Uma delas era o frequente atraso nos pagamentos, com alguns soldados reclamando de terem ficado anos sem receber[14]. Outra reclamação era que os soldados não estariam recebendo a parte que consideravam justa dos saques[14]. Eles estavam insatisfeitos também por problemas no recebimento das provisões necessárias[14] e por causa dos longos períodos de inatividade, pois queriam lutar (o que criava condições para o saque) ou serem enviados de volta para Roma[14], especialmente os que já estavam servindo por períodos muito mais longos do que o normal[15]. Finalmente, as tropas na Hispânia acreditavam que não haviam recebido o devido crédito pela expulsão dos cartagineses da região[14].
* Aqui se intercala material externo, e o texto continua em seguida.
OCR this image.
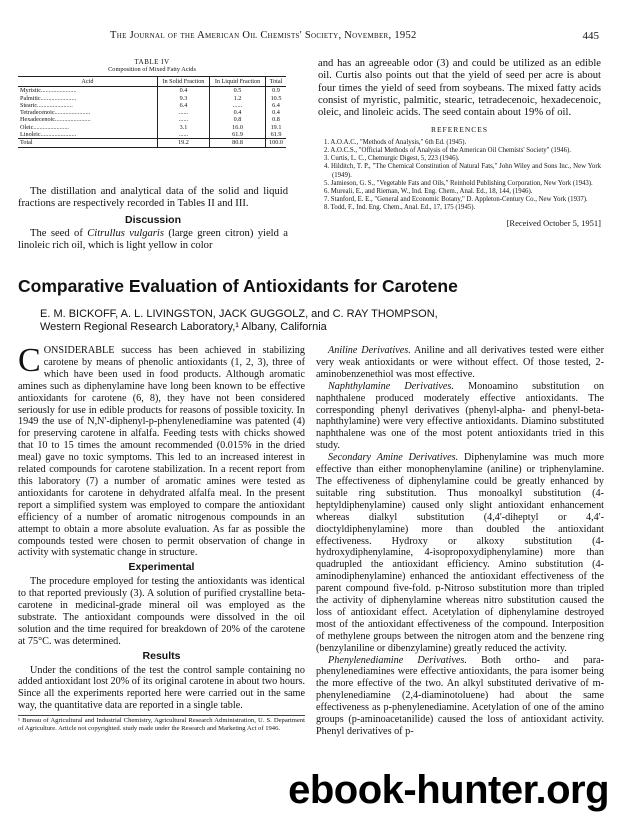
The Journal of the American Oil Chemists' Society, November, 1952	445
TABLE IV
Composition of Mixed Fatty Acids
Acid	In Solid Fraction	In Liquid Fraction	Total
Myristic.......................	0.4	0.5	0.9
Palmitic.......................	9.3	1.2	10.5
Stearic.......................	6.4	......	6.4
Tetradecenoic.......................	......	0.4	0.4
Hexadecenoic.......................	......	0.8	0.8
Oleic.......................	3.1	16.0	19.1
Linoleic.......................	......	61.9	61.9
Total	19.2	80.8	100.0

The distillation and analytical data of the solid and liquid fractions are respectively recorded in Tables II and III.

Discussion

The seed of Citrullus vulgaris (large green citron) yield a linoleic rich oil, which is light yellow in color

and has an agreeable odor (3) and could be utilized as an edible oil. Curtis also points out that the yield of seed per acre is about four times the yield of seed from soybeans. The mixed fatty acids consist of myristic, palmitic, stearic, tetradecenoic, hexadecenoic, oleic, and linoleic acids. The seed contain about 19% of oil.

REFERENCES
1. A.O.A.C., "Methods of Analysis," 6th Ed. (1945).
2. A.O.C.S., "Official Methods of Analysis of the American Oil Chemists' Society" (1946).
3. Curtis, L. C., Chemurgic Digest, 5, 223 (1946).
4. Hilditch, T. P., "The Chemical Constitution of Natural Fats," John Wiley and Sons Inc., New York (1949).
5. Jamieson, G. S., "Vegetable Fats and Oils," Reinhold Publishing Corporation, New York (1943).
6. Mureali, E., and Rieman, W., Ind. Eng. Chem., Anal. Ed., 18, 144, (1946).
7. Stanford, E. E., "General and Economic Botany," D. Appleton-Century Co., New York (1937).
8. Todd, F., Ind. Eng. Chem., Anal. Ed., 17, 175 (1945).
[Received October 5, 1951]
Comparative Evaluation of Antioxidants for Carotene
E. M. BICKOFF, A. L. LIVINGSTON, JACK GUGGOLZ, and C. RAY THOMPSON,
Western Regional Research Laboratory,¹ Albany, California

CONSIDERABLE success has been achieved in stabilizing carotene by means of phenolic antioxidants (1, 2, 3), three of which have been used in food products. Although aromatic amines such as diphenylamine have long been known to be effective antioxidants for carotene (6, 8), they have not been considered seriously for use in edible products for reasons of possible toxicity. In 1949 the use of N,N'-diphenyl-p-phenylenediamine was patented (4) for preserving carotene in alfalfa. Feeding tests with chicks showed that 10 to 15 times the amount recommended (0.015% in the dried meal) gave no toxic symptoms. This led to an increased interest in related compounds for carotene stabilization. In a recent report from this laboratory (7) a number of aromatic amines were tested as antioxidants for carotene in dehydrated alfalfa meal. In the present report a simplified system was employed to compare the antioxidant efficiency of a number of aromatic nitrogenous compounds in an attempt to obtain a more absolute evaluation. As far as possible the compounds tested were chosen to permit observation of change in activity with systematic change in structure.

Experimental

The procedure employed for testing the antioxidants was identical to that reported previously (3). A solution of purified crystalline beta-carotene in medicinal-grade mineral oil was employed as the substrate. The antioxidant compounds were dissolved in the oil solution and the time required for breakdown of 20% of the carotene at 75°C. was determined.

Results

Under the conditions of the test the control sample containing no added antioxidant lost 20% of its original carotene in about two hours. Since all the experiments reported here were carried out in the same way, the quantitative data are reported in a single table.

¹ Bureau of Agricultural and Industrial Chemistry, Agricultural Research Administration, U. S. Department of Agriculture. Article not copyrighted. study made under the Research and Marketing Act of 1946.

Aniline Derivatives. Aniline and all derivatives tested were either very weak antioxidants or were without effect. Of those tested, 2-aminobenzenethiol was most effective.

Naphthylamine Derivatives. Monoamino substitution on naphthalene produced moderately effective antioxidants. The corresponding phenyl derivatives (phenyl-alpha- and phenyl-beta-naphthylamine) were very effective antioxidants. Diamino substituted naphthalene was one of the most potent antioxidants tried in this study.

Secondary Amine Derivatives. Diphenylamine was much more effective than either monophenylamine (aniline) or triphenylamine. The effectiveness of diphenylamine could be greatly enhanced by suitable ring substitution. Thus monoalkyl substitution (4-heptyldiphenylamine) caused only slight antioxidant enhancement whereas dialkyl substitution (4,4'-diheptyl or 4,4'-dioctyldiphenylamine) more than doubled the antioxidant effectiveness. Hydroxy or alkoxy substitution (4-hydroxydiphenylamine, 4-isopropoxydiphenylamine) more than quadrupled the antioxidant efficiency. Amino substitution (4-aminodiphenylamine) enhanced the antioxidant effectiveness of the parent compound five-fold. p-Nitroso substitution more than tripled the activity of diphenylamine whereas nitro substitution caused the loss of antioxidant effect. Acetylation of diphenylamine destroyed most of the antioxidant effectiveness of the compound. Interposition of methylene groups between the nitrogen atom and the benzene ring (benzylaniline or dibenzylamine) greatly reduced the activity.

Phenylenediamine Derivatives. Both ortho- and para-phenylenediamines were effective antioxidants, the para isomer being the more effective of the two. An alkyl substituted derivative of m-phenylenediamine (2,4-diaminotoluene) had about the same effectiveness as p-phenylenediamine. Acetylation of one of the amino groups (p-aminoacetanilide) caused the loss of antioxidant activity. Phenyl derivatives of p-

ebook-hunter.org
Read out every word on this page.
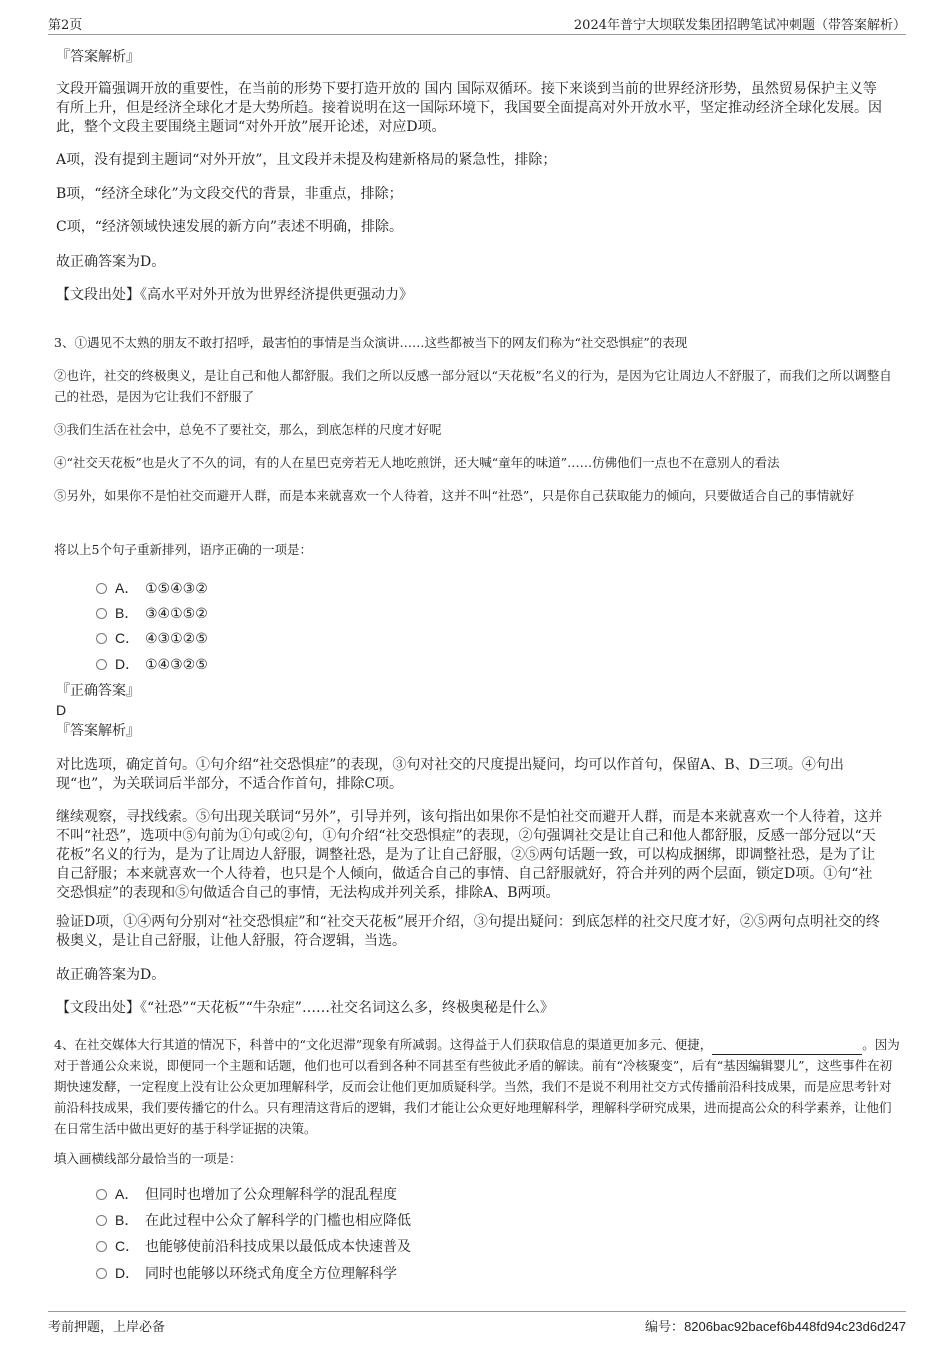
第2页	2024年普宁大坝联发集团招聘笔试冲刺题（带答案解析）
『答案解析』
文段开篇强调开放的重要性，在当前的形势下要打造开放的 国内 国际双循环。接下来谈到当前的世界经济形势，虽然贸易保护主义等有所上升，但是经济全球化才是大势所趋。接着说明在这一国际环境下，我国要全面提高对外开放水平，坚定推动经济全球化发展。因此，整个文段主要围绕主题词“对外开放”展开论述，对应D项。
A项，没有提到主题词“对外开放”，且文段并未提及构建新格局的紧急性，排除；
B项，“经济全球化”为文段交代的背景，非重点，排除；
C项，“经济领域快速发展的新方向”表述不明确，排除。
故正确答案为D。
【文段出处】《高水平对外开放为世界经济提供更强动力》
3、①遇见不太熟的朋友不敢打招呼，最害怕的事情是当众演讲……这些都被当下的网友们称为“社交恐惧症”的表现
②也许，社交的终极奥义，是让自己和他人都舒服。我们之所以反感一部分冠以“天花板”名义的行为，是因为它让周边人不舒服了，而我们之所以调整自己的社恐，是因为它让我们不舒服了
③我们生活在社会中，总免不了要社交，那么，到底怎样的尺度才好呢
④“社交天花板”也是火了不久的词，有的人在星巴克旁若无人地吃煎饼，还大喊“童年的味道”……仿佛他们一点也不在意别人的看法
⑤另外，如果你不是怕社交而避开人群，而是本来就喜欢一个人待着，这并不叫“社恐”，只是你自己获取能力的倾向，只要做适合自己的事情就好
将以上5个句子重新排列，语序正确的一项是：
A． ①⑤④③②
B． ③④①⑤②
C． ④③①②⑤
D． ①④③②⑤
『正确答案』
D
『答案解析』
对比选项，确定首句。①句介绍“社交恐惧症”的表现，③句对社交的尺度提出疑问，均可以作首句，保留A、B、D三项。④句出现“也”，为关联词后半部分，不适合作首句，排除C项。
继续观察，寻找线索。⑤句出现关联词“另外”，引导并列，该句指出如果你不是怕社交而避开人群，而是本来就喜欢一个人待着，这并不叫“社恐”，选项中⑤句前为①句或②句，①句介绍“社交恐惧症”的表现，②句强调社交是让自己和他人都舒服，反感一部分冠以“天花板”名义的行为，是为了让周边人舒服，调整社恐，是为了让自己舒服，②⑤两句话题一致，可以构成捆绑，即调整社恐，是为了让自己舒服；本来就喜欢一个人待着，也只是个人倾向，做适合自己的事情、自己舒服就好，符合并列的两个层面，锁定D项。①句“社交恐惧症”的表现和⑤句做适合自己的事情，无法构成并列关系，排除A、B两项。
验证D项，①④两句分别对“社交恐惧症”和“社交天花板”展开介绍，③句提出疑问：到底怎样的社交尺度才好，②⑤两句点明社交的终极奥义，是让自己舒服，让他人舒服，符合逻辑，当选。
故正确答案为D。
【文段出处】《“社恐”“天花板”“牛杂症”……社交名词这么多，终极奥秘是什么》
4、在社交媒体大行其道的情况下，科普中的“文化迟滞”现象有所减弱。这得益于人们获取信息的渠道更加多元、便捷，	。因为对于普通公众来说，即便同一个主题和话题，他们也可以看到各种不同甚至有些彼此矛盾的解读。前有“冷核聚变”，后有“基因编辑婴儿”，这些事件在初期快速发酵，一定程度上没有让公众更加理解科学，反而会让他们更加质疑科学。当然，我们不是说不利用社交方式传播前沿科技成果，而是应思考针对前沿科技成果，我们要传播它的什么。只有理清这背后的逻辑，我们才能让公众更好地理解科学，理解科学研究成果，进而提高公众的科学素养，让他们在日常生活中做出更好的基于科学证据的决策。
填入画横线部分最恰当的一项是：
A． 但同时也增加了公众理解科学的混乱程度
B． 在此过程中公众了解科学的门槛也相应降低
C． 也能够使前沿科技成果以最低成本快速普及
D． 同时也能够以环绕式角度全方位理解科学
考前押题，上岸必备	编号：8206bac92bacef6b448fd94c23d6d247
Uma das primeiras coisas que os amotinados fizeram foi demonstrar abertamente a falta de respeito pelos oficiais comandantes[10]. Logo em seguida, eles prenderam os tribunos militares leais a Roma e os substituíram pela liderança do movimento[13]. Já em revolta aberta, os soldados passaram a saquear toda a região à volta da fortaleza de Sucro[16]. Durante todo este período, as insígnias militares romanas foram substituídas por fasces com machados (um símbolo da morte)[1].
Revolta
editarOs amotinados e seus líderes esperavam notícias da morte de Cipião a qualquer momento e antecipavam a chegada dos detalhes do iminente funeral[1]. Ao invés disto, chegaram informações de que Cipião estava vivo e bem de saúde[17]. Dois líderes tribais da região, Indíbil, dos ilergetes, e Mandônio, dos ausetanos, que haviam se unido aos revoltosos no início do motim, voltaram para seus territórios e foram perdoados[17]. A partir daí, os instigadores do rumor da morte de Cipião, líderes da revolta, passaram a afirmar que eram apenas pessoas inocentes que haviam passado adiante um rumor sem verificá-lo antes e temiam ser identificados como lideranças[17]. Dois dos principais eram soldados comuns identificados pelos nomes Caio Átrio, da Úmbria, e Caio Álbio, de Cales — "Negro" e "Alvo/Branco" respectivamente[17][18]. Sete tribunos militares em Sucro que ainda eram leais a Roma foram hostilizados por não se juntarem aos rebeldes[19] e acabaram expulsos para Nova Cartago, onde estava Cipião[19].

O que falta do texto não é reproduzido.